Die Analyse ist also richtig: Wir haben ein Problem mit der UNO – und zwar im Kern. Und wie kann man das lösen? Das ist sehr schwierig. Weil diese drei werden nie und nimmer freiwillig ihre Machtposition aufgeben.

Was realistisch ist, ist, dass man schrittweise einen Diskurs führt über die NATO. Die meisten Leute haben immer noch das Gefühl, die NATO sei ein Bündnis, das sich für den Frieden einsetzt, das sich für Demokratie einsetzt, das sich für Menschenrechte einsetzt.

Solange die NATO mit dem durchkommt, haben wir „den Wolf im Schafspelz“. Und die Leute denken sich: Ein wunderbares Schaf, das füttern wir und das darf auch frei rumlaufen. Und mit dem Schaf haben wir kein Problem. Da muss man zuerst einmal aufzeigen, dass die NATO nicht ein Verteidigungsbündnis ist, sondern ein Angriffsbündnis. Da gilt es ganz einfach, sich die Fakten vor Augen zu halten:

Die NATO hat 1999 Serbien bombardiert, 2001 Afghanistan angegriffen, 2003 den Irak angegriffen, 2011 Libyen angegriffen, auch der Krieg gegen Syrien wird vor allem von den NATO-Ländern betrieben, d.h. die NATO ist gefährlich. Aber in den NATO-Staaten getrauen wir uns noch nicht so sehr, darüber nachzudenken, ob die NATO überhaupt gefährlich ist.

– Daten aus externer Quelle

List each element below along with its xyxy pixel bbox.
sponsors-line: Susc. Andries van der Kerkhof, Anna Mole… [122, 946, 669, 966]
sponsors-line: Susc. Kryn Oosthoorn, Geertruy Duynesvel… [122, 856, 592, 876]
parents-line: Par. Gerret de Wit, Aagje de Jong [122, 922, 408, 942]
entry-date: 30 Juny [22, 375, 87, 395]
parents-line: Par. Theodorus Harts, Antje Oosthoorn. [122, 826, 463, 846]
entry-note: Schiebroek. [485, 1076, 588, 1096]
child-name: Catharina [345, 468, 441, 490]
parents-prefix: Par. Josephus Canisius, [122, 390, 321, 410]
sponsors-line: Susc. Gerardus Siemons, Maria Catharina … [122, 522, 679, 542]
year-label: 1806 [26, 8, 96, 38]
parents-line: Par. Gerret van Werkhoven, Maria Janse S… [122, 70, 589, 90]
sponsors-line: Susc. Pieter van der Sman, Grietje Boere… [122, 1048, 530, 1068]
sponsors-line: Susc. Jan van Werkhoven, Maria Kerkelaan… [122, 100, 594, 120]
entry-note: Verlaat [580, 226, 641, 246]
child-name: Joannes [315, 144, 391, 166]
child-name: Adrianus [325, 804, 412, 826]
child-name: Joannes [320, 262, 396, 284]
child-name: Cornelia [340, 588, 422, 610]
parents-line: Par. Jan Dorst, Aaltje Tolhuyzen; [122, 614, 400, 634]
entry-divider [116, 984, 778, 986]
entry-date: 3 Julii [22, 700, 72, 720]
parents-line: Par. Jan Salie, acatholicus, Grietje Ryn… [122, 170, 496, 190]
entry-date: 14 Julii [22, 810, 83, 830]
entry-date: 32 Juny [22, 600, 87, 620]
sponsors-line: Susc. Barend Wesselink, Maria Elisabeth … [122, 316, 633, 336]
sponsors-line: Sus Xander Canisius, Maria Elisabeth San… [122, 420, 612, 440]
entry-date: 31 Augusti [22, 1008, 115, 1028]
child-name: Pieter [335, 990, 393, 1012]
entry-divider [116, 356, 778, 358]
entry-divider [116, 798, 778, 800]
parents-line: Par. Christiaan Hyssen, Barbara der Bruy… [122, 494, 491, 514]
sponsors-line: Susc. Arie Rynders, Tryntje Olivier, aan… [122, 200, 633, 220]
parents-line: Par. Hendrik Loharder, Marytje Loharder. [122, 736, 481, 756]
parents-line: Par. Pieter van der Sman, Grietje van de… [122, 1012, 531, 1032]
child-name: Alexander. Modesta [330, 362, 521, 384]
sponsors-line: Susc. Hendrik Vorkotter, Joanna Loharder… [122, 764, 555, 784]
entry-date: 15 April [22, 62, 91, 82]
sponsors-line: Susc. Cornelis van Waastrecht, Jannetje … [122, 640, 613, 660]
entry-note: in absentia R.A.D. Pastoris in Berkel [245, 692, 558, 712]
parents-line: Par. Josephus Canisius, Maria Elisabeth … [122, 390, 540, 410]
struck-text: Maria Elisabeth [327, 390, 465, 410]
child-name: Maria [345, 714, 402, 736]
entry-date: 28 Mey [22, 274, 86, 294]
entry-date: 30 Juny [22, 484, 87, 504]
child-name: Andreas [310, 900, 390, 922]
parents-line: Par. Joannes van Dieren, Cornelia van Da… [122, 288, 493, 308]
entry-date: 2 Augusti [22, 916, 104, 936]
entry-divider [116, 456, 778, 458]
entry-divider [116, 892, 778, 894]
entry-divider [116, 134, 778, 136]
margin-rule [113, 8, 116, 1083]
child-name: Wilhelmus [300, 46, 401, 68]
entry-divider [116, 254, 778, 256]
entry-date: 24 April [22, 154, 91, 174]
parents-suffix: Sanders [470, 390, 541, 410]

Das heißt, es ist ein Diskurs nötig in mehreren Schritten:

  1. Im ersten Schritt muss man verstehen: Die NATO ist gefährlich.
  2. Im zweiten Schritt müssen wir darüber nachdenken: Könnte denn die Schweiz oder könnte Österreich aus der Partnership for Peace austreten, das ist der Kindergarten der NATO, da sind wir drin. Die Österreicher sind drin und die Schweizer sind drin – nur die Österreicher wissen es nicht, und die Schweizer wissen es auch nicht. Aber das ist eine andere Geschichte.
  3. Und in einem dritten Schritt müssten wir uns fragen: Was ist denn echte Neutralität? Könnten wir denn auch die Waffenexporte zurückfahren, denn wir haben ja auch noch das Problem mit den Waffenexporten. In diesen Themen stehen wir uns gegenüber. Und die Friedensbewegung hat hier eine klare Agenda, die besagt: schrittweise weniger Waffenexporte, nicht von einem Tag auf den anderen, weil die Leute haben Angst, ihre Stelle zu verlieren, ihr Einkommen zu verlieren, und auch schrittweise weniger Unterstützung in den Medien für die NATO.

Zweitens

Sie haben gerade einen dreitägigen Marathon hinter sich. Mit sehr vielen Interviews, Leuten, mit vielen Begegnungen – und morgen geht das wohl woanders weiter. Burn-Out, Stresssituationen führen bekanntlich zu massiven Fehlern, individuell, und in der Gesellschaft allgemein. Ich halte das für ein großes Problem… Wie gehen Sie selber mit Ihrer Gesundheit um, psychisch und physisch, was tun Sie, um sich zu schützen und auch um ihre Leidenschaft für die  Friedensforschung dadurch effektiv ausleben zu können?

Dr. Ganser:

Wichtige Frage, ich bin jetzt 44, und ich habe 2001, also mit 30, meine Doktorarbeit fertigt gehabt. Also von 0-30 habe ich nur Ausbildung gemacht. Da habe ich überhaupt nicht öffentlich kommuniziert. Da habe ich keine Bücher veröffentlich, keine Interviews gegeben, kein Fernsehen. Gar nichts.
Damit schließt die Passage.